With the UK media’s history of inaccurate, anti-Muslim content, one could argue it is no longer coincidental. Regarding attacks, Muslim attackers are 78.4% more likely to be labelled as ‘terrorists’ than their ‘far-right’ counterparts.  Yet, UK media outlets have proven to go further than using ‘terrorism’ as their justification, targeting the local Muslim community who make up 5% of Britain.
In 2016, Daily Star Sunday and The Sun misled readers with headlines that claimed UK mosques funded ‘terrorism’ and that one in five Muslims sympathised with “Jihadis”. In 2017, The Times claimed that a Christian girl had been “forced into Muslim foster care”. Despite complaints and regulations from press regulator IPSO, these headlines seem to be more common, with The Sun, The Daily Mail, The Daily Express, and The Times noted as seemingly consistent contributors.
Miqdaad Versi, assistant secretary general of the Muslim Council of Britain (MCB), is one Muslim who keeps tabs on these fabrications. In an article by The Guardian, he reveals that he keeps an Excel spreadsheet of articles with inaccurate, anti-Muslim content, and lodges complaints against them.

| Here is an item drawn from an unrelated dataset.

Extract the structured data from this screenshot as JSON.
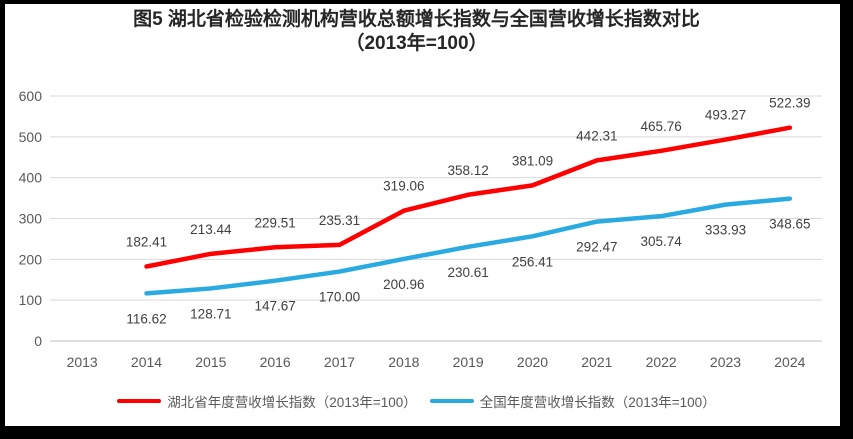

“In its scrolling entirety, the document is a cold account of how flagrantly British papers get their news about Muslims wrong, and how often they reuse the same stereotypes…The most permanent residence of these Muslims is not Brick Lane in London or Small Heath in Birmingham, but the pages of Britain’s newspapers.” 
Evidently, such ‘bad press’ has negative implications on the Muslim community. After the Christchurch incident, newspapers revealed there had been a 600% increase in Islamophobic incidents in the UK, with offenders using “language, symbols or actions” linked to the New Zealand attack.
For those like Mr Sultan Choudhury and Ahammed Hussain, their reputations can be tarnished as a result of ‘bad press’. They can lose their jobs and even become ostracised from their communities. For children, this sense of ‘othering’ can, and does, have traumatising consequences. One of the countless cases is the 11-year-old boy who is “now reluctant to speak up in class” after claims of radicalisation by the school and social services, despite being cleared thereafter. These instances are only a few examples of what the Muslim community are subjected to as a result of inaccurate news content.
The fact that more and more Muslims are standing up to this treatment and are launching legal battles against offending misinformation mongers is, God willing, a good sign of the empowerment of the Muslim community, which is increasingly seeing itself more like citizens and less like subjects.